El Corderito Negro
Patrón, patrón! —gritó el muchachito descalzo, viniendo al encuentro de Luciano,
que, en compañía de Martín, un viejo pastor, pasaba revista a sus corderitos—. ¡La oveja Reina está maltratando a su corderito!
¡Es un animal testarudo, patrón! Ha preferido al negro y rechaza al blanco.
Martín prorrumpió en una carcajada.
—¡Qué gracioso! ¡Le gustan los corderitos negros y solamente los negros!
—¡A mí no me da risa! —refunfuñó Luciano—. Si no encuentro una oveja que lo adopte, el blanco se morirá.

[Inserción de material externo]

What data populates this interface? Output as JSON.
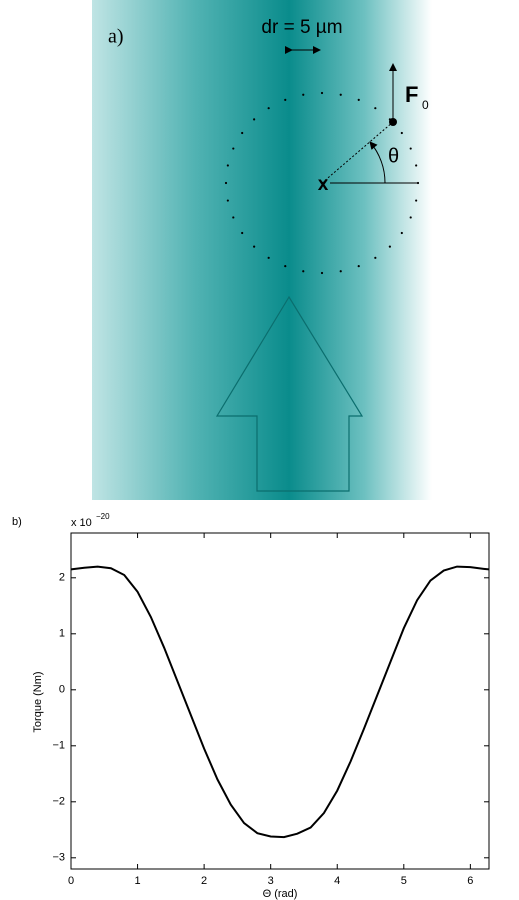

El corderito despreciado se balanceaba sobre patitas inseguras. En medio del corral y balando fuerte se acercó a Reina, que amamantaba a su hermanito negro, mas la madre lo alejó con el hocico.
—En mi carro hay pieles de cordero —dijo Martín—.
Se me ha ocurrido una idea.
Se alejó a grandes trancos y al rato volvió con una pielcita negra. Le practicó algunos tajos, tomó el corderito blanco entre sus brazos y pacientemente le colocó la piel como una chaqueta de cuatro mangas. Después lo puso en el suelo con cuidado.
Reina, al verlo, enderezó irritada la cabeza, luego miró al corderito y bajó el hocico para olfatearlo: estaba estupefacta.
A los pocos minutos el corderito disfrazado mamaba junto con su hermanito.
—Puedo venderle unos veinte corderitos: elija.
El revendedor paseó la mirada sobre los corderos que Luciano había apartado en el corral.
—Con éstos basta. Y esos dos también.
—¿Los corderitos de Reina? Podría venderle uno, el blanco. Total Reina no lo quería…
Finalmente el revendedor se alejó con sus veinte corderos. Luciano abrió la tranquera del corral para dejar pasar a los restantes, que se precipitaron hacia las madres.
Reina recibió a su corderito negro con balidos trémulos. Por un ratito le hizo fiestas, luego levantó la cabeza y olfateó inquieta. Buscaba al otro.
Esa misma mañana, cuando Tomás llegó al pastoreo, advirtió que Reina había desaparecido. Se desesperó, la llamó largamente, la buscó, pero todo fue inútil. A la noche el muchacho se acurrucó envuelto en una frazada, sollozando.
Hizo dormir al corderito negro de Reina a su lado, con la naricita apoyada en su brazo.
El pastorcito pensaba en los lobos, en los precipicios, en los arroyos de aguas turbulentas… en todos los peligros que amenazaban a su ovejita, sola y perdida, y no pudo dormir.
Reina, en cambio, no estaba perdida. Hacía ya varias horas que estaba siguiendo el grupo de corderitos vendidos.
Cada tanto, éstos desaparecían detrás de un recodo del camino y entonces la oveja echaba a correr afanosamente, creyendo haberlos perdido.
Finalmente el rebañito se detuvo y el comerciante se dispuso a dormir. Cuando así lo hizo, Reina se acercó cautelosamente. Todas las cabecitas lanudas se dirigieron hacia ella y uno que otro cordero baló. El hombre, cansado de la larga caminata, ni se movió.
Entonces la oveja se mezcló silenciosamente con el rebaño, buscando a su cordero. Le habían quitado la pielcita negra, pero guiada por su instinto maternal Reina lo reconoció en seguida. Lo golpeó ligeramente con la cabeza y el cor-derito se alzó sobre sus patitas rígidas, dispuesto a seguir a su madre, que lo condujo fuera del rebaño. Juntos, la oveja y el corderito desandaron el camino hacia la colina.
Amanecía y un concierto de trinos llenaba el aire primaveral. Se escuchaba claramente el repiqueteo de las campanas que en la aldea llamaban a misa.
Cuando Reina y el corderito recuperado llegaron al tope de la colina, Tomás dormía todavía, abrazado al otro cordero.
Reina empujó con el hocico al corderito dormido, que se alzó balando. También el pastorcillo abrió los ojos, se desperezó y sonrió porque creía que soñaba, cuando vio desde su posición en el suelo, delineándose contra el cielo que estaba aclarando, el encantador grupo formado por Reina y sus dos corderitos, que estaban otra vez juntos y felices.